The results contradict historical research which supported a link between saturated fat and CVD, aligning with more recent research which has found it had no significant links.

Suggestions have been made that historical studies failed to factor in fibre, which helps prevent plaque from forming in the arteries.

Former Monash University Professor and current University of Sydney Associate Professor Sarah Zaman said many older studies focused on male participants or lacked sex specific analyses.

"Further research is needed to tailor our dietary guidelines according to sex," she said,

The Heart Foundation helped to fund the research and its food and nutrition manager Eithne Cahil welcomed its focus on women.

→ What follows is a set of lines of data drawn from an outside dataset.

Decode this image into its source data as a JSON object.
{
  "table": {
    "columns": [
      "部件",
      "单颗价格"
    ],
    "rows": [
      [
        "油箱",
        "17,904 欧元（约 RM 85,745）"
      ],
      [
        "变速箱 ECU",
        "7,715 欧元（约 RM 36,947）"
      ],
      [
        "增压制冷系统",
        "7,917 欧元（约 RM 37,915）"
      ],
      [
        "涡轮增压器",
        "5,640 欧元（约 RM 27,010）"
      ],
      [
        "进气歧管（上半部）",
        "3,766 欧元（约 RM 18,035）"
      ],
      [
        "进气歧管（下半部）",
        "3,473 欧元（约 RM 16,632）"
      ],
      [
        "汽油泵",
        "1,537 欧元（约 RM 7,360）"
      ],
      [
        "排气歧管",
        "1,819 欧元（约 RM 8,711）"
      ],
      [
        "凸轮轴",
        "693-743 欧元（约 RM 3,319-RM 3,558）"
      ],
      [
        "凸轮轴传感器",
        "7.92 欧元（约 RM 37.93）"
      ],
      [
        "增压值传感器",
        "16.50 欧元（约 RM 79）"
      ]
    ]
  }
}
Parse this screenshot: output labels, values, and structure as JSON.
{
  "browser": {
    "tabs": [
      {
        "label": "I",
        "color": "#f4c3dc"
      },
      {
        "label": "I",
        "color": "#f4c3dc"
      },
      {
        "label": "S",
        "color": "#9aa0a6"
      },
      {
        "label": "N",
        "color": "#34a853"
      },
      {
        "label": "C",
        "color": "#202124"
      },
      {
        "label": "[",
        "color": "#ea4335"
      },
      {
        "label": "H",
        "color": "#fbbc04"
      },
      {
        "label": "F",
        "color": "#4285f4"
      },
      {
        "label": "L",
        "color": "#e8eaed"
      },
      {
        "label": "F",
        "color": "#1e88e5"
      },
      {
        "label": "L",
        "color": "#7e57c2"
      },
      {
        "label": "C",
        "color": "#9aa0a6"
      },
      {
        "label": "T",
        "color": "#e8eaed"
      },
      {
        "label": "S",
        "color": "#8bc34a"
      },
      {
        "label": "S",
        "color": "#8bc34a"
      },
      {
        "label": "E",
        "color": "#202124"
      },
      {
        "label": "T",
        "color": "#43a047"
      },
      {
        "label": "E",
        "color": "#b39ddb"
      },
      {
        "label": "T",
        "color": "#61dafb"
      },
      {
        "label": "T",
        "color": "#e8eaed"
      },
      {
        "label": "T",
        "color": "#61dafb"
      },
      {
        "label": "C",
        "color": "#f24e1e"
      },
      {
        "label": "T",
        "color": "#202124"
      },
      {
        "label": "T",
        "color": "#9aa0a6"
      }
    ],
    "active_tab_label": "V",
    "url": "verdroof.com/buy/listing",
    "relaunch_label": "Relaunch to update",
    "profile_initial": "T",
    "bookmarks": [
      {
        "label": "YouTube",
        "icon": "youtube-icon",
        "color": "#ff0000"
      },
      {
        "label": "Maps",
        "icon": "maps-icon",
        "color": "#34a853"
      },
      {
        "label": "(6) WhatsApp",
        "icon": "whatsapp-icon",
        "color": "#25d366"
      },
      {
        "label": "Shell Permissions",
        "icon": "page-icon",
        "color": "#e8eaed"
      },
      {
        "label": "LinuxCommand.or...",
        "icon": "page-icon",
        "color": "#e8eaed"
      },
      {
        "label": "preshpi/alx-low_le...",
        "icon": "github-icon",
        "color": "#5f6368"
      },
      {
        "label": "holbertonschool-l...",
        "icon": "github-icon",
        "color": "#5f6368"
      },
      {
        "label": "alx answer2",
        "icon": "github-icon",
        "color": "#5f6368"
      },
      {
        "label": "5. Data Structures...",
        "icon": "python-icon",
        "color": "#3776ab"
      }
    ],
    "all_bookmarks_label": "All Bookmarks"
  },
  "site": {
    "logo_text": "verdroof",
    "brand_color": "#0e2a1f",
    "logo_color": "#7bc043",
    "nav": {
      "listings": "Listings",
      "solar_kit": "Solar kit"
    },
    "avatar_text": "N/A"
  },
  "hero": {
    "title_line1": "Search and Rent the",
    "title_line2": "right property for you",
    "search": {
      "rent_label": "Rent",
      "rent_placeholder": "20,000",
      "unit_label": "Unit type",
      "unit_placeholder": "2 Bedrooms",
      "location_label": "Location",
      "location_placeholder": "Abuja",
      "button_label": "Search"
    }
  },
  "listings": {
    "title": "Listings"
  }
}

But she cautioned that some forms of carbohydrates were less healthy than others.

"We know that quality carbohydrate foods such as vegetables and whole grains - including whole grain bread, cereals, and pasta - are beneficial for heart health," she said.

"Poor quality carbohydrates such as white bread, biscuits, cakes, and pastries can increase risk."

"Similarly, different fats have different effects on heart health."

She recommended a diet with an emphasis on vegetables, fruit and whole grains, healthy fat sources such as nuts, seeds, avocadoes, olives and their oils and proteins such as seafood, beans, lentils, eggs and dairy.